Oh, and the leader of the La Raza-type organization that staged street protests against Cantor throughout the primary season met with Cantor’s legislative director one month before the canned rallies began taking place.
And he’s reportedly a former communist guerrilla who has publicly said he fought U.S. military personnel in El Salvador in the 1980s.
So much for focusing on the policies that affect your district.
And let us not forget the cynical attack on their own voters that Republican establishment bigwigs perpetrated in Mississippi in 2014. In order to keep dementia-ridden 36-year incumbent Thad Cochran occupying a Senate seat for one more term instead of populist challenger Chris McDaniel, veteran connected GOP Swamp insect Haley Barbour spearheaded a get-out-the-vote campaign for Democrats to cross over and vote in the Republican primary runoff.
Unfit to Run
A main element of Barbour’s appeal to Democrats was declaring that McDaniel wanted to abolish the Department of Education.
This GOTCHA fact was used to paint McDaniel as an extremist who wanted to destroy education in the state of Mississippi.
This is the same Haley Barbour who served in the Reagan White House.
That would be the same Ronald Reagan who made it a platform plank of his 1980 campaign for president to abolish the Department of Education, declaring, “I have never believed in federal control of the schools.”

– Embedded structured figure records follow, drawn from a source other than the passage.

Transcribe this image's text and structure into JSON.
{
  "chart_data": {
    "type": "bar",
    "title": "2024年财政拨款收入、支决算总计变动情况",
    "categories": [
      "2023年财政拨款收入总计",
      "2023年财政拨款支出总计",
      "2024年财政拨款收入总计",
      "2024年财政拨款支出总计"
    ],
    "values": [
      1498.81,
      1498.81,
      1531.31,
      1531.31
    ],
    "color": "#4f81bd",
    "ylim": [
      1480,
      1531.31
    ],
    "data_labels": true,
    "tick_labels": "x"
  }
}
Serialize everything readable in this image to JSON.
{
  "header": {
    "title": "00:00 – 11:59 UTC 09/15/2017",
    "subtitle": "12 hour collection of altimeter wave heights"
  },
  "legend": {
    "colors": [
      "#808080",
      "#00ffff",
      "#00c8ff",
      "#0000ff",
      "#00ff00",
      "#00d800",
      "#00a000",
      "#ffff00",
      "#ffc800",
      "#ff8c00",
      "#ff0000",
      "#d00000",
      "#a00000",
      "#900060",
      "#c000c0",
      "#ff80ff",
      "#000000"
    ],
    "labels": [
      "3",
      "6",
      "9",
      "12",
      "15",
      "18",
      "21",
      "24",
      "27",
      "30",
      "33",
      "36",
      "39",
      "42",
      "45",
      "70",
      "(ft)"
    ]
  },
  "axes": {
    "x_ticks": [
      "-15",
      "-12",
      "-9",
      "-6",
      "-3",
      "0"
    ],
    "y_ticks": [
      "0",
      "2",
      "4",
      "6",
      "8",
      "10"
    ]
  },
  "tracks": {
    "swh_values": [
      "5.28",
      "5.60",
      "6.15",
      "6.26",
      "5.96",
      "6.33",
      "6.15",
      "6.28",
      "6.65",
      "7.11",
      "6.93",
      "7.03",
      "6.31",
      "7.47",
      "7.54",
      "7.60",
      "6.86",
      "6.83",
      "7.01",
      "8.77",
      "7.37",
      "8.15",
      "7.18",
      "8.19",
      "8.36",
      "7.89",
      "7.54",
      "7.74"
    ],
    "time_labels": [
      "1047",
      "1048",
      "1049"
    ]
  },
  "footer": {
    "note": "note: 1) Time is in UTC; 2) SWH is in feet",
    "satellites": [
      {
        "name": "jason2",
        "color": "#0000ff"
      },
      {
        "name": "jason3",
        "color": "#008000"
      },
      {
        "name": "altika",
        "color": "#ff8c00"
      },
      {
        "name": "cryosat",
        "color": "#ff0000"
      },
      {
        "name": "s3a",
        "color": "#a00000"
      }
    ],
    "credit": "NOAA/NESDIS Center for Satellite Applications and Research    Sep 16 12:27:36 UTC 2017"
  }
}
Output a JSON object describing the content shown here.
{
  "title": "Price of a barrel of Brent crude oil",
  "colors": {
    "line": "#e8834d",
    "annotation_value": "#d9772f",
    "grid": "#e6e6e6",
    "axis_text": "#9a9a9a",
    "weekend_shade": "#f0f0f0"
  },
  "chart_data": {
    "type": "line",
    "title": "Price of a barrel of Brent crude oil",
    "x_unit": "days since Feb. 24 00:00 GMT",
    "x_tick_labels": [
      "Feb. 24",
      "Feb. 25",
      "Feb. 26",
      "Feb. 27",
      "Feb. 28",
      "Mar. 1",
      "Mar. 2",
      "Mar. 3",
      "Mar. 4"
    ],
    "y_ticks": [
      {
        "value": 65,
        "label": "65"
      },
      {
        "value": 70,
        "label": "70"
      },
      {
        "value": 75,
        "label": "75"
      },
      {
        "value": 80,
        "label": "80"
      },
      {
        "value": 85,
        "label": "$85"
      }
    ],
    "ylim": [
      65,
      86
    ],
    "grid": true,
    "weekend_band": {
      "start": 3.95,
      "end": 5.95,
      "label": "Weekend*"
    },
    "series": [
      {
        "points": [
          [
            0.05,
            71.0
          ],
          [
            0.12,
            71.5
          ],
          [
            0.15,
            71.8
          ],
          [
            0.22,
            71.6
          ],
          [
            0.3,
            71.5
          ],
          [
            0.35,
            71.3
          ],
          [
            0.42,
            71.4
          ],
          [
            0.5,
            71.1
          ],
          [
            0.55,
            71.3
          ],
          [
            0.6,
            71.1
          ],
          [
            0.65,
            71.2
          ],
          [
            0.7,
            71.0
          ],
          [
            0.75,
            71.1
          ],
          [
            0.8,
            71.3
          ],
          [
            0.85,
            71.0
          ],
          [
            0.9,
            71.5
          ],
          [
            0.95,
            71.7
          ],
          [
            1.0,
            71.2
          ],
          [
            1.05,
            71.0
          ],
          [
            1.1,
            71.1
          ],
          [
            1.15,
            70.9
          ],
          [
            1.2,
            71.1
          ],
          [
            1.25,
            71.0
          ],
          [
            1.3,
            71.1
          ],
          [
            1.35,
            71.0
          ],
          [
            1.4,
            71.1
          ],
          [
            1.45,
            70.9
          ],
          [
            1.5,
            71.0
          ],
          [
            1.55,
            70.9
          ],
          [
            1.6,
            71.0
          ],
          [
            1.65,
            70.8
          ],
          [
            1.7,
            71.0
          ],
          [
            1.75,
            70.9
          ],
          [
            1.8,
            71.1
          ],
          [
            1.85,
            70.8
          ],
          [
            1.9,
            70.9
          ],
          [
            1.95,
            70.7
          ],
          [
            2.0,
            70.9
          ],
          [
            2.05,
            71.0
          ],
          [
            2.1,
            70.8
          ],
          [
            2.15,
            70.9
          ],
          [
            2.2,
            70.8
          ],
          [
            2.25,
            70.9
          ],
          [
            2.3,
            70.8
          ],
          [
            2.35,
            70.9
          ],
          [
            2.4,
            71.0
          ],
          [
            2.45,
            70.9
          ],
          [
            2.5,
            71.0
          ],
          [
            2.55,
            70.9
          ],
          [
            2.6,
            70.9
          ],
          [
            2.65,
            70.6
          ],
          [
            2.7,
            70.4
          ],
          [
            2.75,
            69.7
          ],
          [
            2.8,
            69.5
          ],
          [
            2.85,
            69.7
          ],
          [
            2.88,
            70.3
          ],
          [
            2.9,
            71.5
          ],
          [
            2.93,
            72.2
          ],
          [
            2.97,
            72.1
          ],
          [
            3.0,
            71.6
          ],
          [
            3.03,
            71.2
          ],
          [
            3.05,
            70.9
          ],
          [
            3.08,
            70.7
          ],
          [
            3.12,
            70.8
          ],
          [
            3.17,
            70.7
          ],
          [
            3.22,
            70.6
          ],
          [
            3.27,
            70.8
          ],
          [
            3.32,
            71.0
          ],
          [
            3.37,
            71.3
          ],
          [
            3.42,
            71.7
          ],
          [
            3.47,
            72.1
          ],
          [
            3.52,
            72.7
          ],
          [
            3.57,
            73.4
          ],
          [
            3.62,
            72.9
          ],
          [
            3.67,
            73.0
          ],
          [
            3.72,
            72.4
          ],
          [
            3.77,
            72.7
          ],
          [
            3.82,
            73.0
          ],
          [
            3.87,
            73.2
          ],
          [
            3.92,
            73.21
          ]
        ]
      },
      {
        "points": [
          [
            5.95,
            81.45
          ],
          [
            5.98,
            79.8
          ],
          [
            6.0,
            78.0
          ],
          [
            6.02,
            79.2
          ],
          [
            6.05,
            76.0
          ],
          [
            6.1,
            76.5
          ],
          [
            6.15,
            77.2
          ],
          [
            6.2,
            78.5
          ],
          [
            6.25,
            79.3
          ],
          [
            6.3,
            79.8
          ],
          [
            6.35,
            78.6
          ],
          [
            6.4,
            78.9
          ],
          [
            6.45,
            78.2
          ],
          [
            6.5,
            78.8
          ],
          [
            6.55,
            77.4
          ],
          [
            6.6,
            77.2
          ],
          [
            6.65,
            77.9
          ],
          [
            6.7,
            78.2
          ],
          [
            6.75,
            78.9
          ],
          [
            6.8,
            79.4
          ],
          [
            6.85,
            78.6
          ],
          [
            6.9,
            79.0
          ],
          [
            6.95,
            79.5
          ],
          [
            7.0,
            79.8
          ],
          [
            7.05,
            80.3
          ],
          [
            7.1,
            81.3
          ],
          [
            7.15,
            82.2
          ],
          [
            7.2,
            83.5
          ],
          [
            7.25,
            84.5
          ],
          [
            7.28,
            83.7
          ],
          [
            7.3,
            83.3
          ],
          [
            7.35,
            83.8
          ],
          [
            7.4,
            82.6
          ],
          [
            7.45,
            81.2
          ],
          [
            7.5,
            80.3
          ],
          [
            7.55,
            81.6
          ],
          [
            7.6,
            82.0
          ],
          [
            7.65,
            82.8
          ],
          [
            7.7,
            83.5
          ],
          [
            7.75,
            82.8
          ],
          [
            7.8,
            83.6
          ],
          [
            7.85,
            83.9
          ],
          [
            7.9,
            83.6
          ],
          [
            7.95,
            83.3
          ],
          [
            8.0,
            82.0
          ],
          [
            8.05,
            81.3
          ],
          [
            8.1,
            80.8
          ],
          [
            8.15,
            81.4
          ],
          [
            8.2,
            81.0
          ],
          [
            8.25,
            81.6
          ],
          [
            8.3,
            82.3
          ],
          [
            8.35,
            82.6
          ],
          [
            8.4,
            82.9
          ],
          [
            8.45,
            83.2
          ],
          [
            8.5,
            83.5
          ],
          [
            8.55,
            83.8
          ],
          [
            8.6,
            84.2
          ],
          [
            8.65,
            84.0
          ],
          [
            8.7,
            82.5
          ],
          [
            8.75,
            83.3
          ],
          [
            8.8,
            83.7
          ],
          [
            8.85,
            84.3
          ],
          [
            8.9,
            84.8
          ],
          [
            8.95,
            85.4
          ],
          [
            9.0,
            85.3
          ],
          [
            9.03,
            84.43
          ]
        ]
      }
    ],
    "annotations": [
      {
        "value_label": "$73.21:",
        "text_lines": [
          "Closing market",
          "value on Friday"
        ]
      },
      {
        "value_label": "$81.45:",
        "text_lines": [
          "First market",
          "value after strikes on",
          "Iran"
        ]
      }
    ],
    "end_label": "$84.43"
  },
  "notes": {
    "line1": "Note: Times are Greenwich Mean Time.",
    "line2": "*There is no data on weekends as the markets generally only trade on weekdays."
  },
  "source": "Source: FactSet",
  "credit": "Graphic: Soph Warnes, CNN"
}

None of that dissuaded a scare-mongering Barbour from using the issue to entice Democrats to back his creature Cochran in a Republican runoff.
Thanks to that added support, Cochran narrowly won the runoff and went on to be re-elected to a seventh six-year Senate term that he was medically unfit to serve. Cochran resigned for health reasons on April 1 of this year.
How can these Swamp dwellers hope to reach a voting base it so openly despises? It knows it cannot, and so it retreats into comfortable fantasy as its time slips away.